Yaşadığımız çağ üretimleri, algısı, insan ilişkileri ve aidiyetleri bakımından hakikatlerden kopuk bir çağ. Bilginin yerini malumat aldı ve internet çağında malumatın kabul edilebilirliği bile dakikalarla sınırlı. Malumatın dahi değersizleştiği bir çağda insan neye tutunacak ve ne ile nasıl yaşayacak? Doğrusu soru sormaya korktuğumuz bir vakitteyiz. Kavram ve kelimelerin anlamlarından koparılarak karışık kullanıldığı ve hangisinin, ne zaman, hangi anlamda kullanıldığının idrak edilemediği niteliksiz klavye silahşorlarının egemen olduğu bir ortamda yaşıyoruz. İngilizcede kullanılan “information, knowledge, communication” [communication: iletişim, haberleşme, bağlantı, irtibat, ulaşım, kominikasyon; information: bilgi, enformasyon, danışma, haber, bilgi edinme, istihbarat; knowledge: bilgi, bilim, tecrübe, malumat, irfan, haber] terimleri aynı anlamda kullanılarak malumatfuruşluk yapılmakta ve veri akışı kirletilmektedir.

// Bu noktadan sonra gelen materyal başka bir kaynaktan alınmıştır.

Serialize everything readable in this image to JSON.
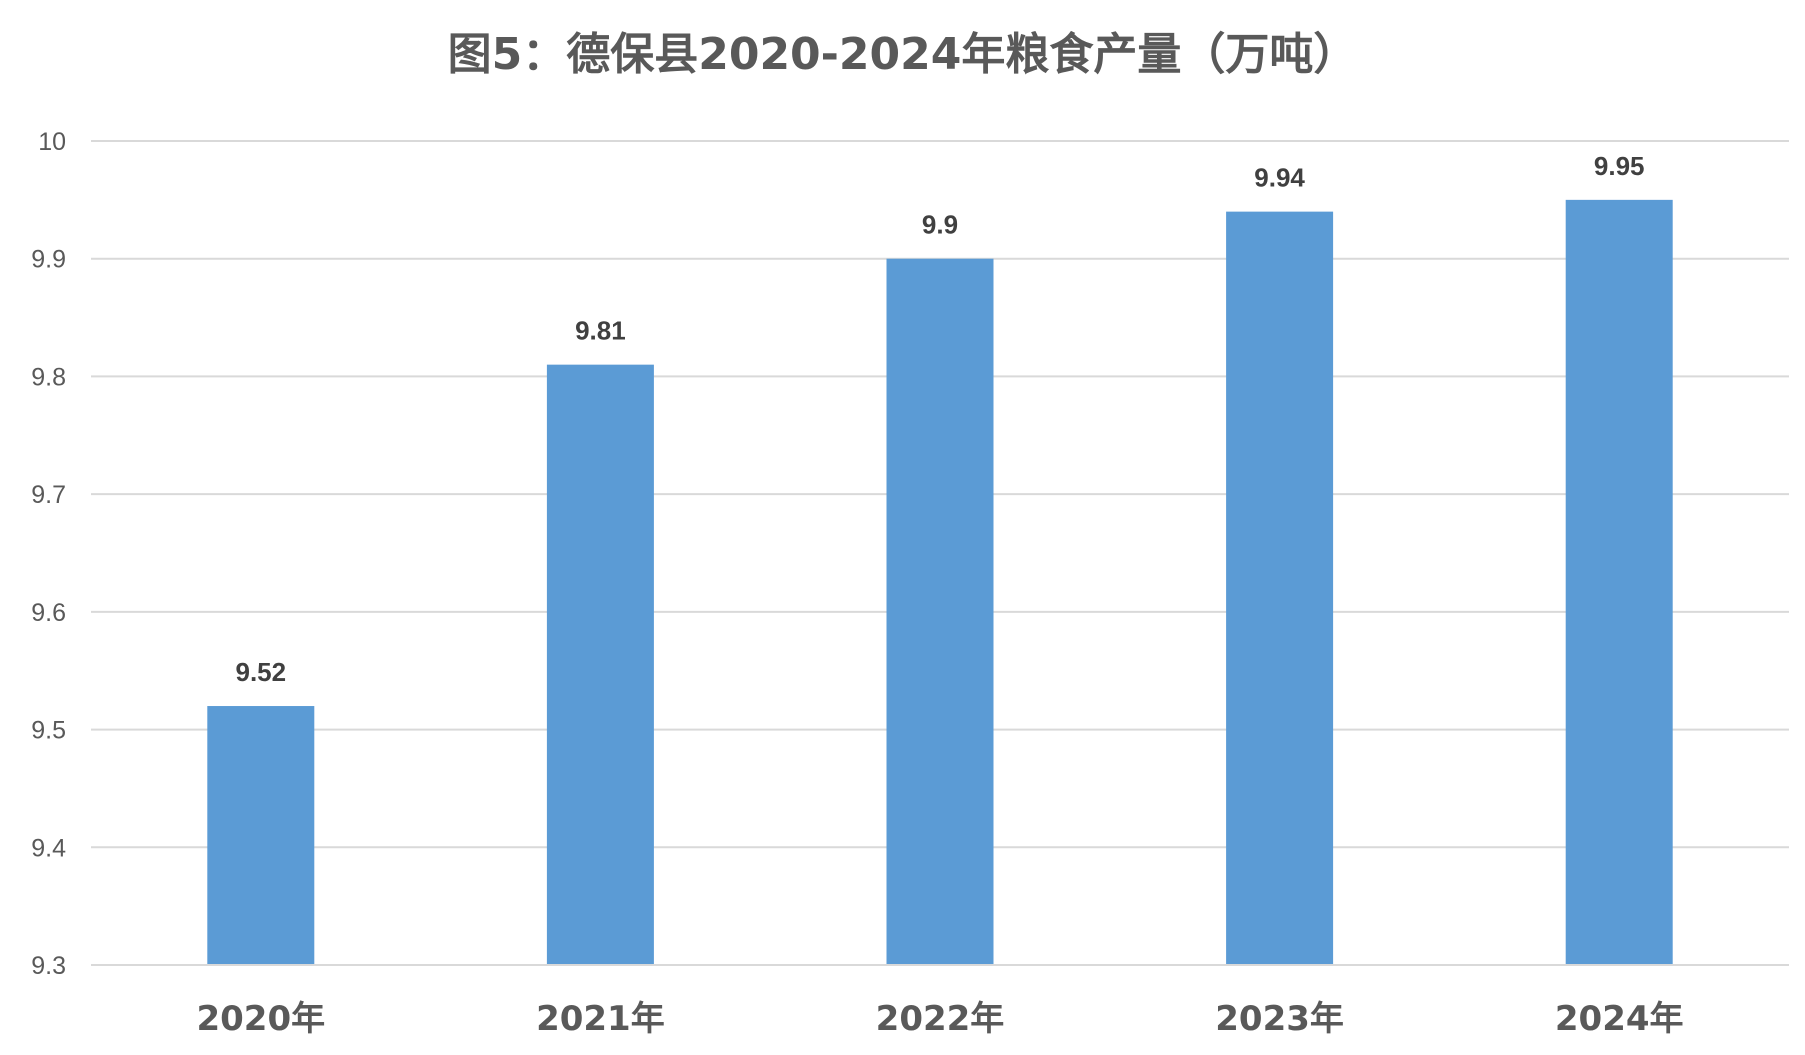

Usul ve erkan gözetilmeden üretilen, algıya yönelik tasarlanan “kurgu gerçekliği”ni, tek temel doğru belleyerek “hakikatten” ne kadar uzaklaştığımız konusunda düşünmeye olan ihtiyaç her zamankinden daha çok. Bunun farkında olan ve toplumu uyarmak, uyanık tutmak, farkındalığını artırmak sorumluluğunda olan kaç aydın/mütefekkir/entellektüel kaldı? Bu soru sorulduğunda ve ilgili alanlar kurcalandığında hakikat yolculuğuna başlanıyor demektir. Yukarıda değindiğimiz üzere her gün güne, farklı televizyon kanallarında toplumu bilgilendirmek üzere yapılan yayınlarda konuşturulan akademi, gazeteci, araştırmacı ön sıfatlı nam kişilerin uzlaştıkları ve halk tarafından kabul gören “ortak bir doğrusu olduğuna”  tanıklık eden biri var mı? Aynı minval üzere gece uyutma haber-yorum matinelerinde “her konuda uzman aynı kişiler”den müteşekkil emekli vekil, akademisyen, büyük elçi, görevdeki gazeteci, hukukçu, toplum önderi(…) sıfatıyla konuşan insanlar sahiden bize bir şey söylüyor mu?  Bu arkadaşların yol göstermesiyle ortak bir kanaat sahibi olup ülkemizin menfaatleri konusunda söylem birliğine ulaşıyor muyuz? Terörle mücadelede, mavi vatan, Türkiye’nin bölünmezliği konusunda TBMM, siyasi partiler, sivil toplum kuruluşları, meslek odaları, yazılı ve görsel medya, sanal/yalan medya mensupları aynı kanaate sahipler mi? Hayır!  

Türkiye’de insanların ekseriyeti, özellikle okur-yazar/entelektüel çevreler ihtimali verilere ayarlı malumatfuruşlukla meşgul. Daha ileri bir iddia ile entelektüel ve akademik çevre inandıkları ihtimallerin hamalı. Hamal ve ihtimal aynı kökten türemiş ve okur yazar takımı bu iki malumata kesin bir inançla bağlı, ihtimallerinin hamalı ve zamane dogmatiği. Bu haliyle entelektüel “tahsil, bilgi, görgü sâhibi olan, fikrî meselelerle uğraşan kültürlü kimse, aydın, münevver” tarifine çok uzak. Fikir namusu, ıstılahları, kavramları olmayan dogmatik aydınlar çağında, hakikat ve bilgi boşluğunun mübalağa ile örtüldüğünün farkında olan akıl sahiplerinin “çok sözün yalan olduğu” şuuruna ermesi temennisiyle.